I suggested just pulling it but he said it wasn't playing ball. I didn't look myself as it was chucking it down at the time, but said I'd ask on here on the way home and I'm sure MHF would have the answer for him this evening. No pressure then! 

I think it is a 2006 Ducato (pre-X250, ie the same as my own). The lower glass is electrically adjustable.

TIA,

Dave


----------



## DABurleigh (May 9, 2005)

Bump!


----------



## carolgavin (May 9, 2005)

Erm, I have given this dilemma much thought, whilst I also ponder whether I have pox of the chicken variety, shingles or an allergy :roll: :roll: 
I have come to the conclusion that I have no idea, sorry


----------



## DABurleigh (May 9, 2005)

Oh well. He just rang me and I had to acknowledge MHF had drawn a blank. I was hoping to catch him as a recruit!

I still reckon it is a brute force job to unclip it, but he won't believe me, and as there is no corroboration from MHF I can't convince him. He'll probably now drive it to a dealer for a professional to charge him for a trivial job  

Dave


----------



## coppo (May 27, 2009)

Yes, i was surprised that no one came up with a solution last night Dave.

Maybe prise off with a flat end screwdriver was my thought but i imagined someone would come up with a marvelous, original technical solution lol. and i would have looked stupid saying that.

Paul.


----------



## Penquin (Oct 15, 2007)

We had a similar problem when hit by a campervan in central France,

it was loose but still there so I stuck it in firmly with tape.

When we got back and asked our garage he said simply push it vack into place and eventually it will click it - he then did it and hey presto it has been perfect ever since.

You are welocme to try but I was VERY wary thinking I would break it - but didn't and it still moves electrically!

Dave


----------



## teensvan (May 9, 2005)

There was an article in the MMM on how to change/repair the mirror, but cannot remember when. Not more than 18 months ago. I can remember cutting the article out but cannot find it in the van at the moment.

steve & annn. -------------- teensvan


----------



## Tobysmumndad (Nov 12, 2007)

Well, if it's anything like the mirrors on our 2002 FIAT Hobby, it's the big top mirror that comes out first. It's held in place by a big spring clip that you can pop out by angling the mirror far enough to get a screwdriver through the gap. Having got the top mirror out, you will see that the bottom mirror is a complete assembly held in place by two (or four) hexagonal bolts.

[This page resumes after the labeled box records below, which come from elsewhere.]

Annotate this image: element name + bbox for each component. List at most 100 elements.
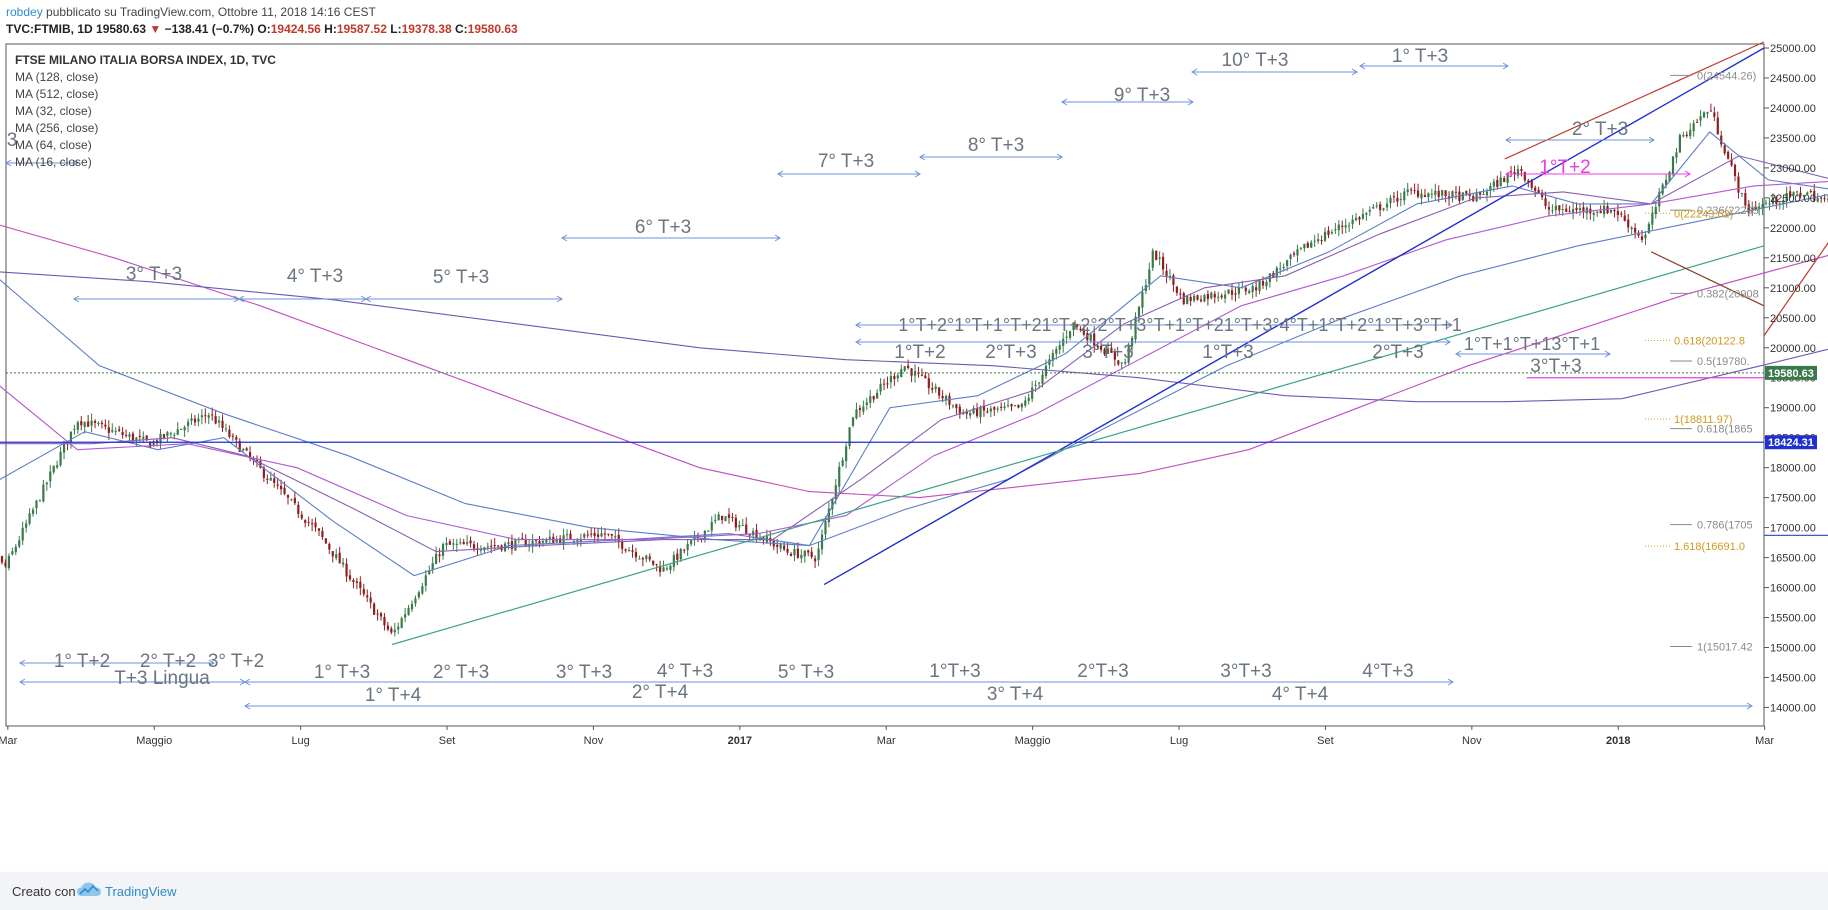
x-tick-label: Nov xyxy=(1462,735,1482,747)
wave-annotation: 5° T+3 xyxy=(433,267,489,288)
wave-annotation: 9° T+3 xyxy=(1114,85,1170,106)
candle-body xyxy=(1547,207,1551,210)
candle-body xyxy=(938,387,941,396)
candle-body xyxy=(1713,112,1716,117)
candle-body xyxy=(462,542,465,545)
candle-body xyxy=(820,534,824,550)
candle-body xyxy=(1106,348,1110,354)
arrow-head xyxy=(1351,68,1358,76)
candle-body xyxy=(362,588,365,595)
candle-body xyxy=(975,408,979,417)
candle-body xyxy=(627,549,631,552)
arrow-head xyxy=(1061,98,1068,106)
indicator-legend: FTSE MILANO ITALIA BORSA INDEX, 1D, TVC … xyxy=(15,52,276,171)
candle-body xyxy=(1330,232,1334,234)
candle-body xyxy=(1410,189,1413,191)
candle-body xyxy=(186,421,190,427)
candle-body xyxy=(56,465,59,468)
high-value: 19587.52 xyxy=(336,22,387,36)
wave-annotation: 3° T+2 xyxy=(208,651,264,672)
candle-body xyxy=(738,525,741,528)
candle-body xyxy=(1196,295,1199,300)
candle-body xyxy=(73,428,76,430)
candle-body xyxy=(1151,250,1154,269)
candle-body xyxy=(614,536,617,538)
author-link[interactable]: robdey xyxy=(6,5,43,19)
candle-body xyxy=(1341,225,1344,227)
candle-body xyxy=(1634,227,1637,233)
candle-body xyxy=(1082,329,1085,335)
candle-body xyxy=(1172,275,1175,285)
candle-body xyxy=(104,424,107,427)
candle-body xyxy=(872,396,875,400)
tradingview-link[interactable]: TradingView xyxy=(105,884,177,899)
arrow-head xyxy=(777,170,784,178)
candle-body xyxy=(221,420,224,428)
legend-ma-32[interactable]: MA (32, close) xyxy=(15,104,92,118)
candle-body xyxy=(617,534,620,542)
candle-body xyxy=(634,552,638,558)
legend-ma-512[interactable]: MA (512, close) xyxy=(15,87,99,101)
candle-body xyxy=(1799,192,1802,196)
legend-ma-256[interactable]: MA (256, close) xyxy=(15,121,99,135)
candle-body xyxy=(131,433,135,441)
candle-body xyxy=(876,392,879,399)
legend-ma-16[interactable]: MA (16, close) xyxy=(15,155,92,169)
candle-body xyxy=(1727,151,1730,159)
candle-body xyxy=(1058,345,1061,350)
candle-body xyxy=(1320,240,1323,242)
wave-annotation: 1°T+3 xyxy=(929,661,980,682)
candle-body xyxy=(1323,231,1327,241)
candle-body xyxy=(490,545,493,547)
candle-body xyxy=(1520,169,1523,171)
candle-body xyxy=(641,557,644,560)
candle-body xyxy=(1654,207,1657,215)
moving-average-line xyxy=(0,155,1828,553)
candle-body xyxy=(1551,210,1554,212)
candle-body xyxy=(951,405,955,407)
arrow-head xyxy=(1505,170,1512,178)
candle-body xyxy=(180,428,183,430)
candle-body xyxy=(1134,316,1137,340)
candle-body xyxy=(276,484,279,486)
arrow-head xyxy=(1447,678,1454,686)
candle-body xyxy=(590,533,593,535)
candle-body xyxy=(1365,213,1368,215)
tradingview-cloud-icon xyxy=(77,882,101,896)
candle-body xyxy=(1627,219,1630,228)
candle-body xyxy=(1158,257,1161,259)
wave-annotation: 3°T+3 xyxy=(1530,356,1581,377)
wave-annotation: 3°T+3 xyxy=(1220,661,1271,682)
candle-body xyxy=(972,408,975,414)
y-tick-label: 22000.00 xyxy=(1770,223,1816,235)
y-tick-label: 20500.00 xyxy=(1770,313,1816,325)
candle-body xyxy=(1696,121,1699,123)
candle-body xyxy=(1585,207,1588,214)
candle-body xyxy=(1399,198,1402,200)
candle-body xyxy=(1406,189,1409,193)
candle-body xyxy=(376,613,379,615)
candle-body xyxy=(869,396,872,403)
arrow-head xyxy=(1505,136,1512,144)
close-value: 19580.63 xyxy=(467,22,518,36)
x-tick-label: Lug xyxy=(291,735,309,747)
candle-body xyxy=(1427,193,1430,198)
candle-body xyxy=(1544,198,1547,207)
candle-body xyxy=(1299,247,1303,249)
candle-body xyxy=(1337,224,1340,231)
publish-info: robdey pubblicato su TradingView.com, Ot… xyxy=(6,5,376,19)
candle-body xyxy=(11,551,14,555)
candle-body xyxy=(621,541,624,549)
candle-body xyxy=(996,408,999,410)
candle-body xyxy=(1582,207,1585,212)
candle-body xyxy=(982,405,986,411)
high-label: H: xyxy=(324,22,337,36)
candle-body xyxy=(1003,406,1006,408)
candle-body xyxy=(1416,190,1420,197)
arrow-head xyxy=(73,295,80,303)
candle-body xyxy=(955,404,958,409)
candle-body xyxy=(1492,181,1495,187)
legend-ma-128[interactable]: MA (128, close) xyxy=(15,70,99,84)
legend-ma-64[interactable]: MA (64, close) xyxy=(15,138,92,152)
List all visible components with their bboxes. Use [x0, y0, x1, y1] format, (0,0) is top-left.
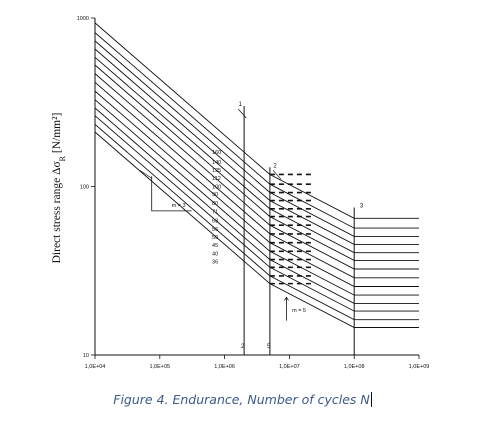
detail-category-label: 90: [212, 192, 218, 198]
sn-curve-140: [94, 32, 419, 229]
sn-curve-100: [94, 56, 419, 254]
figure-caption: Figure 4. Endurance, Number of cycles N: [0, 392, 485, 407]
detail-category-label: 45: [212, 243, 218, 249]
sn-curve-63: [94, 90, 419, 287]
detail-category-label: 160: [212, 150, 221, 156]
detail-category-label: 140: [212, 160, 221, 166]
detail-category-label: 40: [212, 252, 218, 258]
x-tick-label: 1,0E+04: [85, 364, 106, 370]
detail-category-label: 71: [212, 210, 218, 216]
detail-category-label: 100: [212, 185, 221, 191]
slope-m5-arrowhead: [284, 296, 289, 301]
sn-curve-50: [94, 107, 419, 304]
marker-2: 2: [241, 344, 245, 350]
sn-curve-160: [94, 22, 419, 219]
detail-category-label: 56: [212, 227, 218, 233]
slope-leader: [139, 170, 152, 179]
sn-curve-112: [94, 48, 419, 245]
caption-text: Figure 4. Endurance, Number of cycles N: [113, 392, 370, 407]
sn-curve-40: [94, 123, 419, 321]
x-tick-label: 1,0E+08: [344, 364, 365, 370]
sn-curve-90: [94, 64, 419, 261]
fatigue-chart: 1,0E+04 1,0E+05 1,0E+06 1,0E+07 1,0E+08 1,0E+…: [51, 16, 430, 370]
marker-2: 2: [273, 163, 277, 169]
sn-curve-45: [94, 115, 419, 312]
sn-curve-71: [94, 81, 419, 279]
axes: 1,0E+04 1,0E+05 1,0E+06 1,0E+07 1,0E+08 1,0E+…: [77, 16, 430, 370]
slope-m3-label: m = 3: [172, 203, 186, 209]
detail-curves: [94, 22, 419, 328]
y-tick-label: 1000: [77, 16, 89, 22]
sn-curve-80: [94, 73, 419, 270]
slope-triangle: [151, 176, 192, 212]
marker-arrow: [238, 108, 247, 119]
sn-curve-56: [94, 99, 419, 296]
x-tick-label: 1,0E+09: [409, 364, 430, 370]
detail-category-label: 112: [212, 176, 221, 182]
marker-arrow: [272, 170, 282, 180]
marker-3: 3: [360, 204, 364, 210]
slope-m5-label: m = 5: [292, 308, 306, 314]
detail-category-label: 50: [212, 235, 218, 241]
detail-category-label: 36: [212, 259, 218, 265]
detail-category-label: 80: [212, 201, 218, 207]
y-tick-label: 100: [80, 185, 89, 191]
sn-curve-125: [94, 40, 419, 237]
x-tick-label: 1,0E+06: [214, 364, 235, 370]
detail-category-label: 63: [212, 218, 218, 224]
marker-5: 5: [267, 344, 271, 350]
x-tick-label: 1,0E+07: [279, 364, 300, 370]
y-axis-label: Direct stress range ΔσR [N/mm²]: [51, 113, 67, 264]
y-tick-label: 10: [83, 353, 89, 359]
marker-1: 1: [239, 102, 243, 108]
detail-category-label: 125: [212, 168, 221, 174]
text-cursor: [370, 392, 372, 407]
x-tick-label: 1,0E+05: [149, 364, 170, 370]
sn-curve-36: [94, 131, 419, 328]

The natural assumption is to try and take the little bottom mirror out first, like we did, in which case you will have a broken assembly!
:roll:

These people were a great help in getting a chum of mine away to Spain when he wiped his offside mirror against the house, with the van packed and the missus and the dog about to embark!
http://www.allpartssouthwest.com/acatalog/Special_Offers__Ducato_81.html
8)


----------